Since the September 2007 closure of NetBank in Alpharetta, Ga., there have been 41 bank closures ranging in size from the $19 million Hume Bank in Rich Hill, Mo., to the historic $307 billion collapse of Washington Mutual. When will it end? Not any time soon, forecasters say.

Largely driven by high exposure to single-family subprime and construction lending gone sour, the failures have exacerbated an economy in free fall by further constricting any realistic availability of debt during the credit crisis. And despite recent financial stability efforts and foreclosure protections announced by the federal government, things are probably going to get worse before they get better.

That's the bottom line, according to "Loan Distress and Bank Failures: Recent History, Current Conditions and Near-term Outlook," a report released at the end of February by Oakland, Calif.-based Foresight Analytics, which projects larger and more frequent bank failures through the balance of this year.

"Our outlook is for a further acceleration in the pace of bank failures resulting in an additional 81 failures through the third quarter of 2009," says the study, authored by Foresight partners Matthew Anderson and Susan Persin. "This would bring the year-to-date total to 95 closures and the total number in the current cycle to 122."

Multifamily real estate, which was largely supported by conduit and GSE financing over the past decade, is somewhat insulated from the bank failure crisis. Nevertheless, the industry will face indirect impacts in the form of job losses and a dearth of refinance opportunities, as some $210 million in sector mortgages mature over the next 24 months.

"Not withstanding those five- to 10-unit properties where a lot of local banks might have taken on deals, the vast majority of multifamily over the past 10 years has been financed through the agencies or through Wall Street," says Matt McManus, chairman of NAI BlueStone Real Estate Capital, a Philadelphia-based commercial real estate investment banking and advisory firm that secures debt, mezzanine, equity, and sponsor equity financing for investors, operators, owners, and developers

"I don't think that there is enough exposure to banks that the number of banks that are failing are going to really have any impact to the multifamily industry," McManus continues. "But indirectly, whatever bank goes under, there are a few less dollars that can be loaned out to job-creating vehicles."

Regional unemployment figures catalyzed by bank failure are certain to hit multifamily operators already struggling with tough property fundamentals. "The broader impact is being felt very clearly in higher vacancy rates and falling rents," says report author Anderson. "But the other 800-pound gorilla is what happens with commercial [and multifamily] real estate.
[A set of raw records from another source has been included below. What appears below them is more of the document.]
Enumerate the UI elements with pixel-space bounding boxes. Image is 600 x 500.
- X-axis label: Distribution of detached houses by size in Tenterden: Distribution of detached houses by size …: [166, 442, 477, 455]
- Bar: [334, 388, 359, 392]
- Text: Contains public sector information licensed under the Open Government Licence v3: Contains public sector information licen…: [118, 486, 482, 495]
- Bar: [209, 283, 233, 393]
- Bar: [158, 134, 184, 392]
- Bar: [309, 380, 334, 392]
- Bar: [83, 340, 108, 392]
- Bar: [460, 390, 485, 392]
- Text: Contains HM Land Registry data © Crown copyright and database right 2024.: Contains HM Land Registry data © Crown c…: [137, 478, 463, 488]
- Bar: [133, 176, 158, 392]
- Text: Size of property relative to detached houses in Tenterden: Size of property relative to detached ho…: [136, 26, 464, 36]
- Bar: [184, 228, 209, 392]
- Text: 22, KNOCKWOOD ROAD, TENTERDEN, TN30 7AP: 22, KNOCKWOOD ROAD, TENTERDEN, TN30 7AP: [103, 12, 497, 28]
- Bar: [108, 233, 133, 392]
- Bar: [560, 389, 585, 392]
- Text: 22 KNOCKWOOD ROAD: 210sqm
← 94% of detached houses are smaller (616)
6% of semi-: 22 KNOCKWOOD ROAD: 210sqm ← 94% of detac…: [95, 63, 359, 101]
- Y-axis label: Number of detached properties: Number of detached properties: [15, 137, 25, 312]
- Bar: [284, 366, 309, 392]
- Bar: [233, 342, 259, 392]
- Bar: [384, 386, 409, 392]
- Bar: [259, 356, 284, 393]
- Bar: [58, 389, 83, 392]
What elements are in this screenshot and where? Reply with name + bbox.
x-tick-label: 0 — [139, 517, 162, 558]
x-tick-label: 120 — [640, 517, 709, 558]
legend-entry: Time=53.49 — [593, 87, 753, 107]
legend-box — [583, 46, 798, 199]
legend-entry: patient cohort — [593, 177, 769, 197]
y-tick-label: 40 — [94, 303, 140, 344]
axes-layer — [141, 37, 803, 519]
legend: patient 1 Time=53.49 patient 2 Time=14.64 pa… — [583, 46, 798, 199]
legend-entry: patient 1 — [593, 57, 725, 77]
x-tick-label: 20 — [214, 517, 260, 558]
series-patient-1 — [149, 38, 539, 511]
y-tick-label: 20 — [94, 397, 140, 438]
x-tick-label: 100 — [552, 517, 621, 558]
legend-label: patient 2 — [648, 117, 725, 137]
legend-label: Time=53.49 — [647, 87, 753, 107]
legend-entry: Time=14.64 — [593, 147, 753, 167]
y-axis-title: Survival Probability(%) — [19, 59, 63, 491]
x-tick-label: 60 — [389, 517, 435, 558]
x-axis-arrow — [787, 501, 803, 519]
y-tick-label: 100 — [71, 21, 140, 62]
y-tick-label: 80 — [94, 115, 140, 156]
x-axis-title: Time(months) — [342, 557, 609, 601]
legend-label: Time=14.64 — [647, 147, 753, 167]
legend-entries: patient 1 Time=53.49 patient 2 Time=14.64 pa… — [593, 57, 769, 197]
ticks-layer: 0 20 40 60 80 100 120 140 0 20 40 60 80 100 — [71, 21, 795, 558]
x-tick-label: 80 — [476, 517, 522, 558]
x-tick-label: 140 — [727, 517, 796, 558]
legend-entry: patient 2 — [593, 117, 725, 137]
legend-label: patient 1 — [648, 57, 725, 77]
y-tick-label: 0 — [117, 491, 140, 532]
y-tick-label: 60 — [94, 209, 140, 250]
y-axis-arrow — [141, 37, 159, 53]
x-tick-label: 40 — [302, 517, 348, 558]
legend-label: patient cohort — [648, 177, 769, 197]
So far, multifamily delinquencies and defaults have not been that bad, but they have spiked significantly upward. By our calculations, there is $210 million in multifamily mortgages coming due between now and 2011. Quite a bit of that will face some difficulty in getting funded, despite the activity of the GSEs."

Indeed, McManus reports a wide disparity between Freddie Mac re-financing terms and what is readily available in the market for a Class A stabilized apartment property in Philadelphia. "We can't find a bank that is within 80 percent of Freddie Mac's proceeds," McManus says. "That's how conservative banks are being today. They underwrite to shorter amortizations, higher debt service ratios, and sometimes artificially high constants to make a 60 percent LTV-type loan versus a 75 percent or 80 percent LTV."

Andersen says that the Federal Deposit Insurance Corp. (FDIC) has shown itself to be adept in handling the failures thus far but warns that trouble could loom if the current pace of bank closures continues or even accelerates into 2010.

"The FDIC seems to think they can handle it and have raised assessment rates on deposits to replenish the fund?and that will help," he says. "If our expectation of 100 or more failures this year materializes, the deposit insurance fund will be pressured but should be able to dig out. If 2010 is worse than 2009, it'll be back to the drawing board in terms of figuring out how we are going to pay for it."